The experimental approach is based on incubating 13C-labelled polymers along with 13C-sensitive analytics, because this use of stable carbon isotopes allows delineating polymer-derived carbon from organic carbon that naturally occurs in the incubation medium (e.g., soil organic matter in soils) . We focused on poly(butylene succinate) (PBS) as a model polyester because it is of high commercial relevance and also used in mulching films. The ester bonds in PBS act as pre-determined breaking points which can be broken by extracellular esterases from microorganisms colonizing the PBS surface. The released low molecular weight hydrolysis products are then taken up and metabolically utilized by microorganisms under formation of CO2 and microbial biomass. Using 13C-labelled PBS in soil incubations, we could show extensive mineralization (i.e., approximately 65 %) of the PBS to 13CO2 over the course of long term (i.e., 425 days) of incubation. The stable carbon isotope labelling of PBS allowed us to also quantify the residual (non-mineralized) 13C that remained in the soil at the end of the incubation: mass balances on 13C were indeed closed after the long-term incubations (i.e., approximately 35% of the added 13C remained in the soil after 425 days). Finally, we extracted residual PBS from the soil to demonstrate that the majority of the residual 13C in soil was still present as PBS but that also a substantial part (i.e., 7% of the total added 13C) had been incorporated into microbial biomass. Modelling of the CO2 and residual PBS data showed that determining the latter is critical to accurately interpret the biodegradation dynamics: without the residual PBS data, the models would have predicted complete PBS biodegradation with more extensive incorporation of 13C into the microbial biomass.

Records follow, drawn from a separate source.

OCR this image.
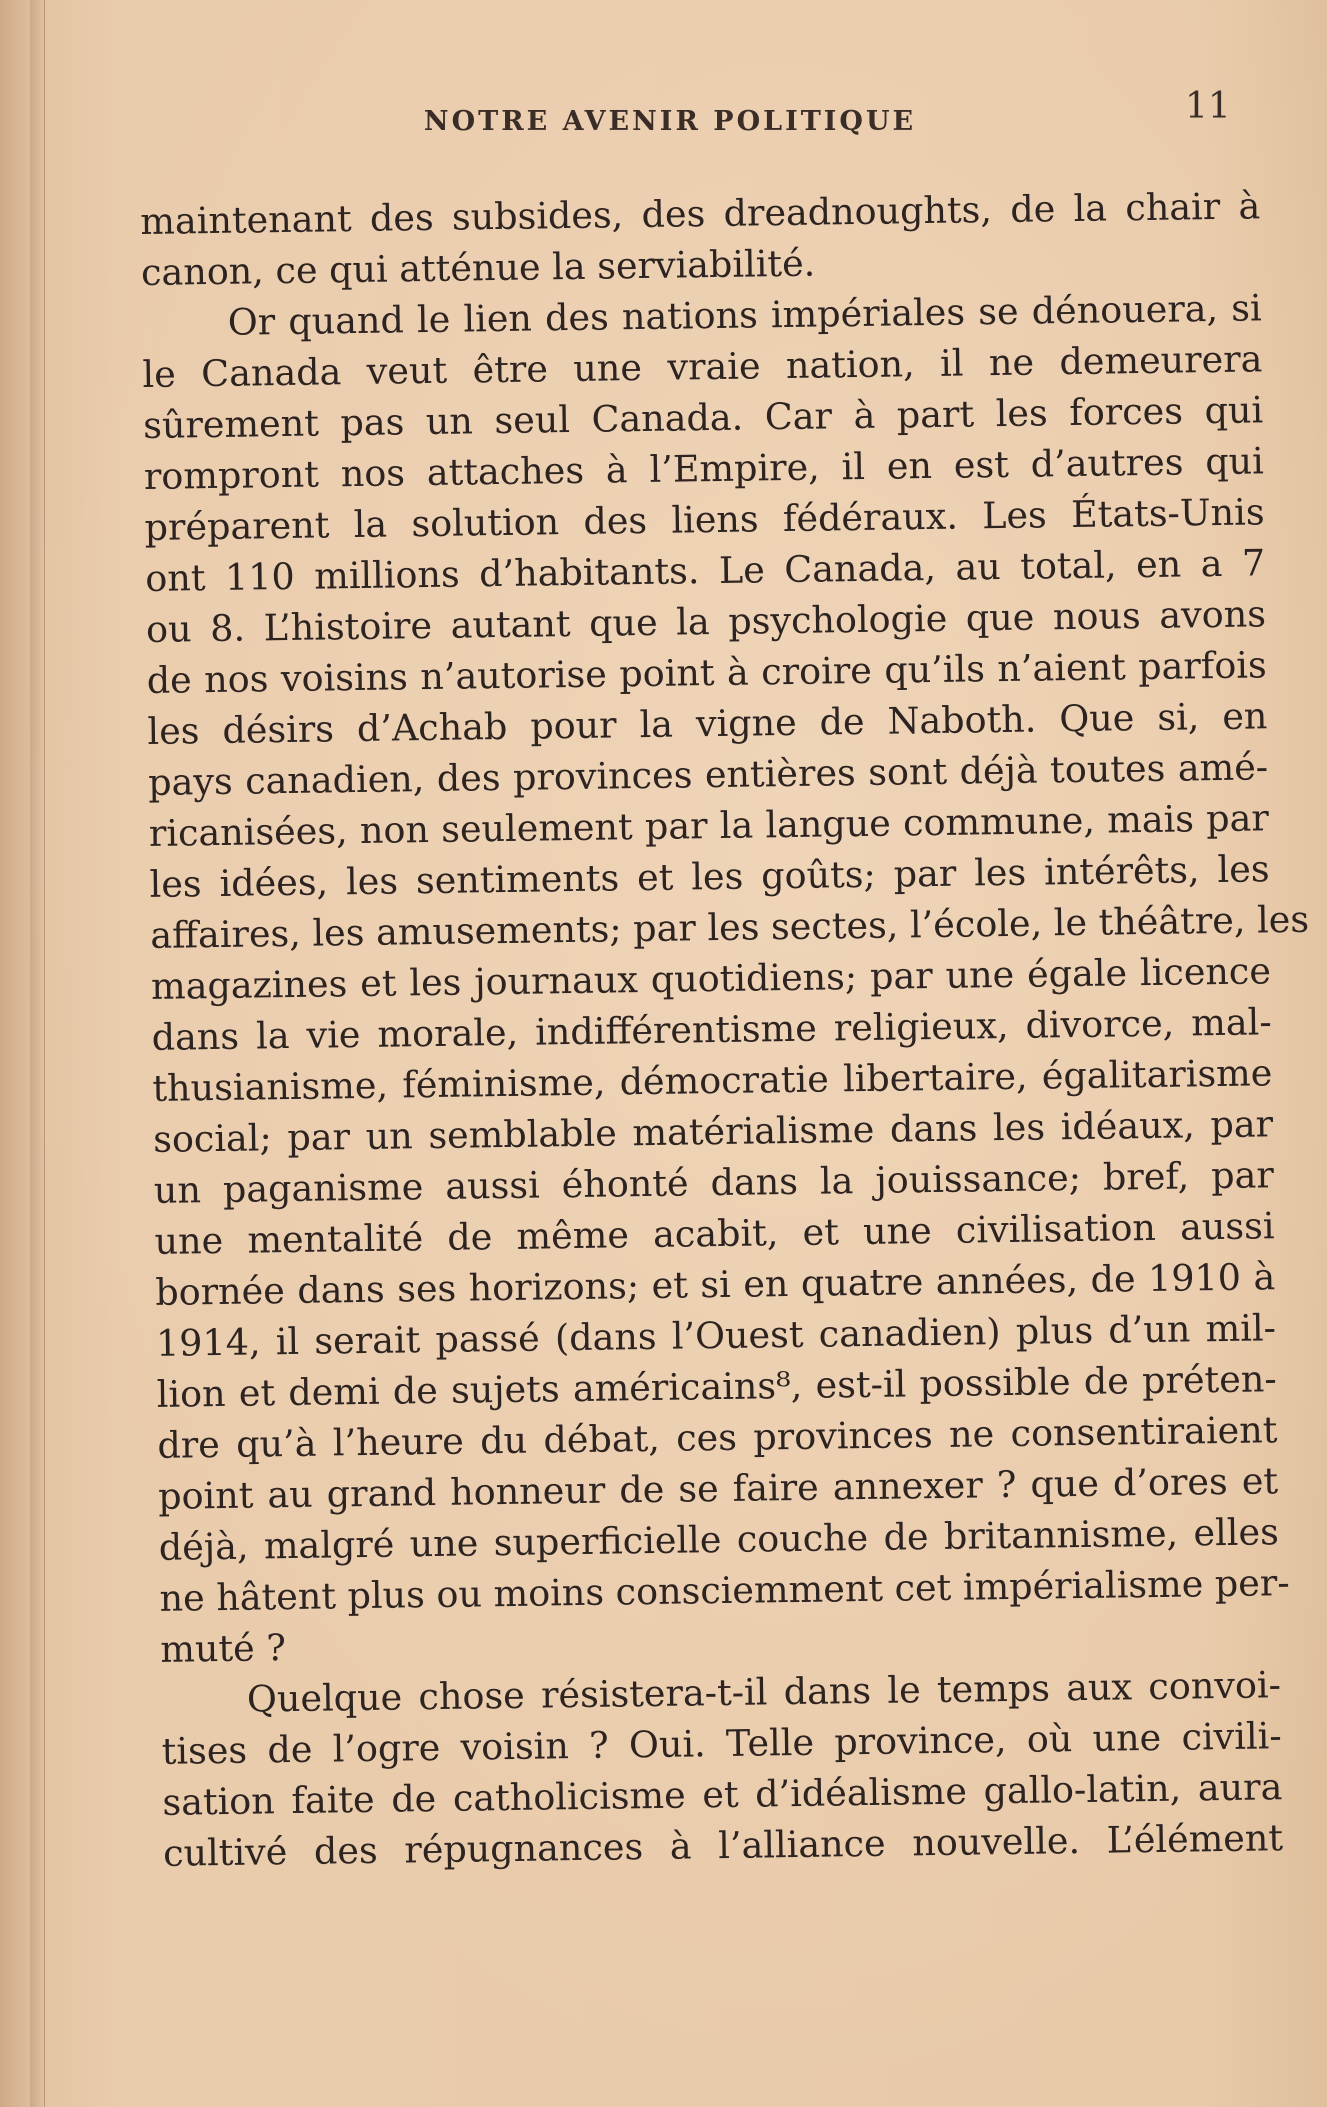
NOTRE AVENIR POLITIQUE	11
maintenant des subsides, des dreadnoughts, de la chair à
canon, ce qui atténue la serviabilité.
Or quand le lien des nations impériales se dénouera, si
le Canada veut être une vraie nation, il ne demeurera
sûrement pas un seul Canada. Car à part les forces qui
rompront nos attaches à l’Empire, il en est d’autres qui
préparent la solution des liens fédéraux. Les États-Unis
ont 110 millions d’habitants. Le Canada, au total, en a 7
ou 8. L’histoire autant que la psychologie que nous avons
de nos voisins n’autorise point à croire qu’ils n’aient parfois
les désirs d’Achab pour la vigne de Naboth. Que si, en
pays canadien, des provinces entières sont déjà toutes amé-
ricanisées, non seulement par la langue commune, mais par
les idées, les sentiments et les goûts; par les intérêts, les
affaires, les amusements; par les sectes, l’école, le théâtre, les
magazines et les journaux quotidiens; par une égale licence
dans la vie morale, indifférentisme religieux, divorce, mal-
thusianisme, féminisme, démocratie libertaire, égalitarisme
social; par un semblable matérialisme dans les idéaux, par
un paganisme aussi éhonté dans la jouissance; bref, par
une mentalité de même acabit, et une civilisation aussi
bornée dans ses horizons; et si en quatre années, de 1910 à
1914, il serait passé (dans l’Ouest canadien) plus d’un mil-
lion et demi de sujets américains⁸, est-il possible de préten-
dre qu’à l’heure du débat, ces provinces ne consentiraient
point au grand honneur de se faire annexer ? que d’ores et
déjà, malgré une superficielle couche de britannisme, elles
ne hâtent plus ou moins consciemment cet impérialisme per-
muté ?
Quelque chose résistera-t-il dans le temps aux convoi-
tises de l’ogre voisin ? Oui. Telle province, où une civili-
sation faite de catholicisme et d’idéalisme gallo-latin, aura
cultivé des répugnances à l’alliance nouvelle. L’élément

Equations for carbon mass balances measured in our work. 13C from labelled PBS was tracked to 13CO2 (i.e., mineralized carbon) and non-mineralized PBS-13C in the soils was quantified. This non-mineralized carbon was further characterized by extracting and quantifying residual PBS in the soils, thereby revealing the extent of incorporation into microbial biomass.

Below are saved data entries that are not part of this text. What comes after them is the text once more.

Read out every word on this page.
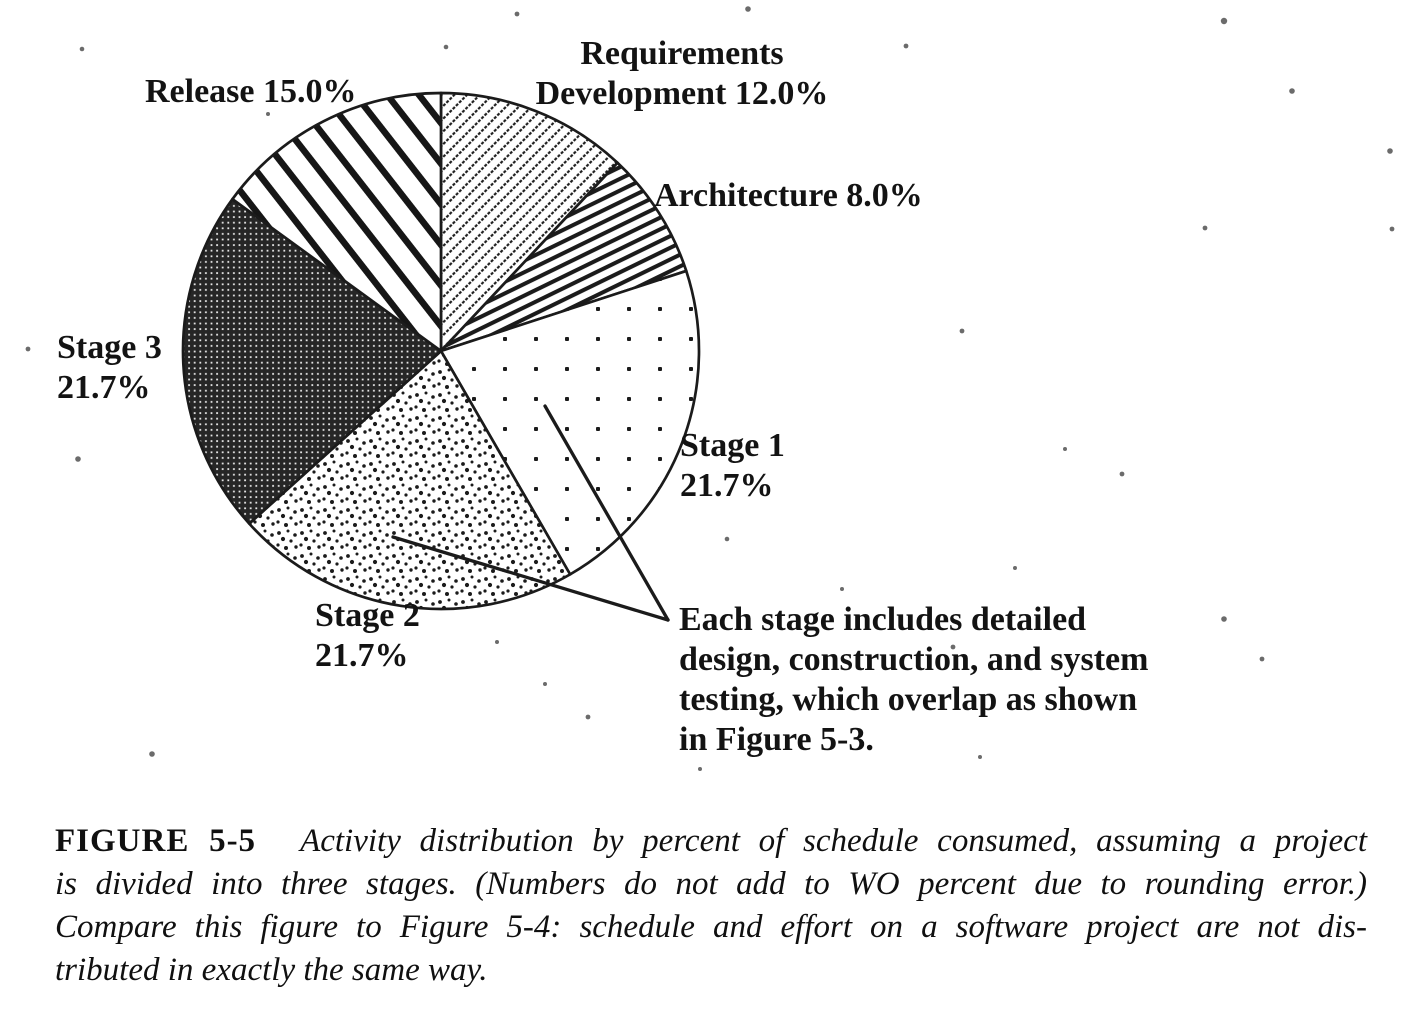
Release 15.0%
Requirements
Development 12.0%
Architecture 8.0%
Stage 3
21.7%
Stage 1
21.7%
Stage 2
21.7%
Each stage includes detailed
design, construction, and system
testing, which overlap as shown
in Figure 5-3.
FIGURE 5-5 Activity distribution by percent of schedule consumed, assuming a project
is divided into three stages. (Numbers do not add to WO percent due to rounding error.)
Compare this figure to Figure 5-4: schedule and effort on a software project are not dis-
tributed in exactly the same way.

This work is impactful for the field of polymer biodegradation from both methodological and process-understanding perspectives. Our approach overcomes limitations in previous biodegradation studies relying exclusively on incubating non-labelled polymers: without labelling, only polymer mineralization to CO2 can be followed - and with less certainty than for 13C-labelled polymers and without the possibility to close mass balances on added polymer carbon. Furthermore, residual polymers were not extracted and quantified in past studies. From a process-oriented perspective, our approach opens the door to systemically test for polymer and system factors (i.e., pH, temperature, microbial community) that control polymer biodegradation rates, including differences in microbial utilization patterns (i.e., extents of polymer mineralization vs. incorporation of polymer carbon into microbial biomass). This is possible because we look at CO2 and microbial biomass, the two endpoints of biodegradation, as well as at non-mineralized residual polymer. Many open questions remain about the factors controlling polymer biodegradation, and our ongoing and future work aims to answer these questions by applying the approach we developed here. Overall, an extensive understanding of polymer biodegradation processes enables not only the effective application of currently used biodegradable plastics –including the identification of situations where we must be cautious about the use of biodegradable plastics– but also the ability to better develop new biodegradable polymers and plastics thereof.